藤枝明誠は1-1の四回2死から皆川の二塁打を起点に、川崎の適時打と平口の2点三塁打で3点を勝ち越した。五、七回は一瀬の2打席連続適時打でリードを広げた。
投げては五回から左腕日吉を救援した右腕山田が5回を無失点。無死から走者を背負った六、七回は併殺で切り抜け、八回2死一、三塁は左翼手坂上が大飛球を好捕するなど守備陣ももり立てた。
勝負強く2死から5点 ピンチで併殺、美技 紙一重の攻防で勝負強さを発揮し、藤枝明誠が初の選抜へ大きな1勝を挙げた。優勝候補の県岐阜商からスクイズで先手を取り、その後は全て2死から5得点。再三のピンチも好守で切り抜け、光岡監督も「勝つにはこれしかないという野球を体現してくれた」と満足そうにうなずいた。

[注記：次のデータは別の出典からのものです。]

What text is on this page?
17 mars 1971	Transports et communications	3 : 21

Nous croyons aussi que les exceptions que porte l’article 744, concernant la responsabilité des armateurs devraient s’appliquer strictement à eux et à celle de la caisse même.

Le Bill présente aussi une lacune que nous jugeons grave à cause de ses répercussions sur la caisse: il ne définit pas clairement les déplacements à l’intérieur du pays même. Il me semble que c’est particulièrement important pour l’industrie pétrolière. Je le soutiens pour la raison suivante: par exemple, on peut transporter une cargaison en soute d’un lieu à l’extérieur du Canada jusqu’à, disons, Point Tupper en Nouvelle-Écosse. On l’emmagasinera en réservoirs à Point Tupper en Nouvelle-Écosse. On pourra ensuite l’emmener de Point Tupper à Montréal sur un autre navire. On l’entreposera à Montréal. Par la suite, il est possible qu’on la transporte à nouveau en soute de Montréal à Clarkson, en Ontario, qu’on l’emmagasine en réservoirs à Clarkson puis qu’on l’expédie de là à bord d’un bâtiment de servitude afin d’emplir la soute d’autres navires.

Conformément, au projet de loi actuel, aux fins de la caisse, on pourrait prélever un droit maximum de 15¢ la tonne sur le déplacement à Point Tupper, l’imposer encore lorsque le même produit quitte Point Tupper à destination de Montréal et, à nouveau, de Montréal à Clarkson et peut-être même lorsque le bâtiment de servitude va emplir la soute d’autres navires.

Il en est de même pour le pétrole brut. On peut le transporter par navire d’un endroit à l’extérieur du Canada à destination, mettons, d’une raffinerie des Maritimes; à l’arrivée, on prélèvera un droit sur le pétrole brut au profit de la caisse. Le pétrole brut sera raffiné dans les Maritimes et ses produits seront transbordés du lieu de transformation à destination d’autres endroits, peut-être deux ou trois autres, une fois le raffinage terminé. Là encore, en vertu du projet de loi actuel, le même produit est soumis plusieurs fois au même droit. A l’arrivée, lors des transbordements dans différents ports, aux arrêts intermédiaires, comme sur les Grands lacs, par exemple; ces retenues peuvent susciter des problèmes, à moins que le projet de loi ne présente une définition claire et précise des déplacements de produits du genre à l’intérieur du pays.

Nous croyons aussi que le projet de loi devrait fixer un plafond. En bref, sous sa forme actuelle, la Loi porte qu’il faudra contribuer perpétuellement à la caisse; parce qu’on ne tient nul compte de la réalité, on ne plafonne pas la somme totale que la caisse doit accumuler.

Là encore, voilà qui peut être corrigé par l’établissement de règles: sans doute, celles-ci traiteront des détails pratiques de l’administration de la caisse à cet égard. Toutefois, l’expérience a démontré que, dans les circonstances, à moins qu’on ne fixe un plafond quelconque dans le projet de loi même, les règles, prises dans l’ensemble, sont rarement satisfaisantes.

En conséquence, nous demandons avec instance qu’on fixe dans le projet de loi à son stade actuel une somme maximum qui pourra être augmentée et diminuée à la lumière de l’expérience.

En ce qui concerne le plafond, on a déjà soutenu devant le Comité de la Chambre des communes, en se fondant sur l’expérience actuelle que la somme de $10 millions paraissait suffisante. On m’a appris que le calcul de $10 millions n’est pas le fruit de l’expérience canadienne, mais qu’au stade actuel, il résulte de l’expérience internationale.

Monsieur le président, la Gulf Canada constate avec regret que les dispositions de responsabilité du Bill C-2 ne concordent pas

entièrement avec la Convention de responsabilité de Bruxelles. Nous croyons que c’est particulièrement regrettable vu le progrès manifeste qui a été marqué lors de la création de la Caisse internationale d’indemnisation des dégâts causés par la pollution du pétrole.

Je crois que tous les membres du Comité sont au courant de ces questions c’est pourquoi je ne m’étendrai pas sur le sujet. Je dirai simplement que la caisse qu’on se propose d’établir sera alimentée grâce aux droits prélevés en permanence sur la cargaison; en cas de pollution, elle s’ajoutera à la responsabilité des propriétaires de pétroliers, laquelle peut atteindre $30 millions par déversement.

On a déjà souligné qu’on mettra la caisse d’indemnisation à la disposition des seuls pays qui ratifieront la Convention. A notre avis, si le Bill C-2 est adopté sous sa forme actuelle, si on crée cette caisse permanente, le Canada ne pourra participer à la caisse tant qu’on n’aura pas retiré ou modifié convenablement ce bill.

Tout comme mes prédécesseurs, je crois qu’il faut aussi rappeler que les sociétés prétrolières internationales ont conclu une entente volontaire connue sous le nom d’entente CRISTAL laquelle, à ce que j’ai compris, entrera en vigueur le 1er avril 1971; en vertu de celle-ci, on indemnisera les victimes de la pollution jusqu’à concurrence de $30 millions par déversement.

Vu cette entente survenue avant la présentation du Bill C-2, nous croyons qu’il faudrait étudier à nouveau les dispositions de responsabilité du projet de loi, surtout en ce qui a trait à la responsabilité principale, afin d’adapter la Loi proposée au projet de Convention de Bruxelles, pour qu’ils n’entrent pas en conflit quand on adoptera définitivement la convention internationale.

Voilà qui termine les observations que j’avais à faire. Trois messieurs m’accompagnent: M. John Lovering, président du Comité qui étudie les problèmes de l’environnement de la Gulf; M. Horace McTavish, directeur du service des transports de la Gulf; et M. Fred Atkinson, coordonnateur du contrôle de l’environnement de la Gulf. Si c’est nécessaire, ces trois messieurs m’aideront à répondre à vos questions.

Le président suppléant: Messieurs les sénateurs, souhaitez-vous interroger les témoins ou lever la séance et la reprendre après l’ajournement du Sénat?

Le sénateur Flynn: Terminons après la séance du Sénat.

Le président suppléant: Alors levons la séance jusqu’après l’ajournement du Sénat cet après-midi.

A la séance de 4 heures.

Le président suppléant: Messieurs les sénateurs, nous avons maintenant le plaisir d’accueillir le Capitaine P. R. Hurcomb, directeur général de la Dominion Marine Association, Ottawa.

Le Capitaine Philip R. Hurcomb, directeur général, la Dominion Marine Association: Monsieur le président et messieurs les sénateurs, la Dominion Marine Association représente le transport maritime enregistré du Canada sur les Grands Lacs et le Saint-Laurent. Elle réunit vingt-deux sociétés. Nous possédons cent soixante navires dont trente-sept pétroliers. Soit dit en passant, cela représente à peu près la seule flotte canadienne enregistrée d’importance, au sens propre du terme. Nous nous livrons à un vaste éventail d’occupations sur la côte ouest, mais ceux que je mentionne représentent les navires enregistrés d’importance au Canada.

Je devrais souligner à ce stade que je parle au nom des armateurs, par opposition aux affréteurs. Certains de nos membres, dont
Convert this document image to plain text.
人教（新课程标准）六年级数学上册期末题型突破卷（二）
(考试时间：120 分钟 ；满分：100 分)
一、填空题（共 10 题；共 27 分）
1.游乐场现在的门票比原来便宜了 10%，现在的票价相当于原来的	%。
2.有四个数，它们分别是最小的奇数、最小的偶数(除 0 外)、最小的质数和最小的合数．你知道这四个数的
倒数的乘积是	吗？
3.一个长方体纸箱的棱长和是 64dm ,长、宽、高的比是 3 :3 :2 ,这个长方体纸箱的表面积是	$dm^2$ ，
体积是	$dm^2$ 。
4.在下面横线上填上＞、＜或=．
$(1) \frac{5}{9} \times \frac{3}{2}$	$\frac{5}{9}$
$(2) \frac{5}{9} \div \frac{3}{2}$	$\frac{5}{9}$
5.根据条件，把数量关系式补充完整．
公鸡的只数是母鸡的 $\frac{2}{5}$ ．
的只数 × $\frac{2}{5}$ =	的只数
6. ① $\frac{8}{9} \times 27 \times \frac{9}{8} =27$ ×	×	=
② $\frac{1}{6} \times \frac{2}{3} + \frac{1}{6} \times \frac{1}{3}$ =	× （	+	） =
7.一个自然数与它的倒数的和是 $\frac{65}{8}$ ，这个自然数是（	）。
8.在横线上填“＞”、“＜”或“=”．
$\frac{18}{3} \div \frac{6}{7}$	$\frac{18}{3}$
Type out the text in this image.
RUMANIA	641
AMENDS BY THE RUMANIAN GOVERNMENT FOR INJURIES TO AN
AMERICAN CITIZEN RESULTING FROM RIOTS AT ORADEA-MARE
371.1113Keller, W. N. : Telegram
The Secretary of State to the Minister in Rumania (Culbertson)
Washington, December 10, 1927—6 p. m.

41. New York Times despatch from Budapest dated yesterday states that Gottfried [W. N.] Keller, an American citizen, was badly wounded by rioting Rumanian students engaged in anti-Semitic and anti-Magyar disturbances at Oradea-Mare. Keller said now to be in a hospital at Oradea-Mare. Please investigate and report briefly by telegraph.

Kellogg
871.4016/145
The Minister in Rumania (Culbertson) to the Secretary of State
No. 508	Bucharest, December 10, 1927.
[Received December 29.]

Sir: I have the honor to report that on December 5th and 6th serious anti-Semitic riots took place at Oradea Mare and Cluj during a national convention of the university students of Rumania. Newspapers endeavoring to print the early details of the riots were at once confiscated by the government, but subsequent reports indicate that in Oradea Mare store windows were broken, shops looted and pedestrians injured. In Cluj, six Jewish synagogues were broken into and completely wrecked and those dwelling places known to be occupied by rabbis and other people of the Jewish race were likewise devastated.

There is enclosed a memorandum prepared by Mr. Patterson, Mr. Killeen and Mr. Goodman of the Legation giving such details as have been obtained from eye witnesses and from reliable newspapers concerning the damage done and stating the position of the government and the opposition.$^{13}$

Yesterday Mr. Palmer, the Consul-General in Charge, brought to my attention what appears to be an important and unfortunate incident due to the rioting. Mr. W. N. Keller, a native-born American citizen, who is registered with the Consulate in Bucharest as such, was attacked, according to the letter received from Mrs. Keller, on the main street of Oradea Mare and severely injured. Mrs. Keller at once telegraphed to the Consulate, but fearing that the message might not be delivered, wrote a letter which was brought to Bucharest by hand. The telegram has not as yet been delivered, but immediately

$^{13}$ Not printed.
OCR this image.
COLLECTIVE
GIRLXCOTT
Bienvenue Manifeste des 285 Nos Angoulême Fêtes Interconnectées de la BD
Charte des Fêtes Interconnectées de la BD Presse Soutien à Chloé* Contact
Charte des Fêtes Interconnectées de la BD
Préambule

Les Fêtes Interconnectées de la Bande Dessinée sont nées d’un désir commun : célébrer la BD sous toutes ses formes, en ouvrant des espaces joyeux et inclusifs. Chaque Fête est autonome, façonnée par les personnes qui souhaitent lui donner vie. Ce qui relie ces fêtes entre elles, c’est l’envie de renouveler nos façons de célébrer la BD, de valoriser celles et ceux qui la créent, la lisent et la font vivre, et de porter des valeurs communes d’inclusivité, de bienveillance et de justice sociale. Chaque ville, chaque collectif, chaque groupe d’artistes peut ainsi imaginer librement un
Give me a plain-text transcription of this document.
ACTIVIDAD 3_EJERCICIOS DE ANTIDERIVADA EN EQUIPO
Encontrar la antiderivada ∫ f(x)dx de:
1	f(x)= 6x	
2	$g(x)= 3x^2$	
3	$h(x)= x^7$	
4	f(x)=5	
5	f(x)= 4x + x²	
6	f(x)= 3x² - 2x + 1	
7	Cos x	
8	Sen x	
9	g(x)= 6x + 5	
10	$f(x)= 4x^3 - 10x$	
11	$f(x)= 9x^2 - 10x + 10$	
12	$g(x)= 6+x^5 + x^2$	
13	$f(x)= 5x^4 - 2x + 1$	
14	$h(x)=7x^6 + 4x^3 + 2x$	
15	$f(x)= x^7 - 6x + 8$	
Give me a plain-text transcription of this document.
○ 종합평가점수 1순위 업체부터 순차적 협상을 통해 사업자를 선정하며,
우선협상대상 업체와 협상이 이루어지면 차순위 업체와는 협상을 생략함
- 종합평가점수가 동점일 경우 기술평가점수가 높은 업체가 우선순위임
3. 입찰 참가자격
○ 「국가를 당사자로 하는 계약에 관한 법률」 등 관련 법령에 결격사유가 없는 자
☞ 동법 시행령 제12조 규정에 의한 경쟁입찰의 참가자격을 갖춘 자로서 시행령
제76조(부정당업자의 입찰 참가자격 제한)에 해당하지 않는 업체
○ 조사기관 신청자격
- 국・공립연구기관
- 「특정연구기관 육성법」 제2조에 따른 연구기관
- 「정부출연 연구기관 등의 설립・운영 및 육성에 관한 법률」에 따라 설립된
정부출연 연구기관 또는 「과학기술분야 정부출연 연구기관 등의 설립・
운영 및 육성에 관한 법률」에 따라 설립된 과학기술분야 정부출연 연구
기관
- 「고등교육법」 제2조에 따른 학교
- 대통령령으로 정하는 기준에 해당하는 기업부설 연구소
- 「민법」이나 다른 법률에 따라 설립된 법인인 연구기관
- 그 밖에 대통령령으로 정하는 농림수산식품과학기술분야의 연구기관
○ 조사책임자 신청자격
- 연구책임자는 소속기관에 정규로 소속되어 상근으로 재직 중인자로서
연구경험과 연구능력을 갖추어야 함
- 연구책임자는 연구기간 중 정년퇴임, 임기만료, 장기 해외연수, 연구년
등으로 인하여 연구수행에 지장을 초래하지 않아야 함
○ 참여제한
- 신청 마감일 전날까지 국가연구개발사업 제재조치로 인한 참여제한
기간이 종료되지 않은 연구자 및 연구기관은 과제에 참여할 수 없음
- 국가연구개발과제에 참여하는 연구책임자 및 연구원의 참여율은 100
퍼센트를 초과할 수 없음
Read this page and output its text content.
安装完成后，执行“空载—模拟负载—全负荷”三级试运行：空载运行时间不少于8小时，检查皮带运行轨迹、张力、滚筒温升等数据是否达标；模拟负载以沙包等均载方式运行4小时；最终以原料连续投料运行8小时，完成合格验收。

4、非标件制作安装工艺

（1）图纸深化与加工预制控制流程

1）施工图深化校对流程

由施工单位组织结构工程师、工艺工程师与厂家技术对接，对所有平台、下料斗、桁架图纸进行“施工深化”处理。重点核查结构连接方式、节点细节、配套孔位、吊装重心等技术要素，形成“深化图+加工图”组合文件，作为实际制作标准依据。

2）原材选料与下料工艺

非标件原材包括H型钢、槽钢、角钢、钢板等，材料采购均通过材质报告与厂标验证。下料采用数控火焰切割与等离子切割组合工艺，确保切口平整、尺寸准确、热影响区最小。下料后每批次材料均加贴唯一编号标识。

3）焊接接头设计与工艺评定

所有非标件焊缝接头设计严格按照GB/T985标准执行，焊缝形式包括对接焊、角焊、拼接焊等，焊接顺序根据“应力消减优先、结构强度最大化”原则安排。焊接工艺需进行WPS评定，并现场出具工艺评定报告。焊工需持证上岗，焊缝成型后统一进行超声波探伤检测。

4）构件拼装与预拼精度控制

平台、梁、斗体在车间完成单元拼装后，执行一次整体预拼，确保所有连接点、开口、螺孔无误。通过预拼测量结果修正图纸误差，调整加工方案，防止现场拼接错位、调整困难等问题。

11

個々の力量は相手が上。その中で「力のない者がいかに勝つか」(光岡監督)をモットーに磨いた堅守と集中力がものをいった。
攻守で流れをつくったのは4番捕手の皆川だ。二、四回に2打席連続二塁打。二回はチーム初安打を放って矢沢のスクイズで生還し、四回は2死走者なしからの一打で3得点を呼び込んだ。
リードでも「守備が出来上がってきた。打たせれば取れる」と日吉、山田の100キロ台の緩い変化球を大胆にストライクゾーンへ。13安打されながらも3失点。無四球で生まれた守備のリズムは六、七回の併殺や八回のピンチで飛び出した坂上の美技につながった。
五、七回に貴重な追加点をたたき出した主将一瀬は、大一番でナインが見せた勝負強さを「野球の技術だけでなく、私生活を含め人間力も高めてきたから」と胸を張る。来春から東海地区の選抜出場枠は3。2度目の聖地を懸け、愛知覇者の愛工大名電に挑む。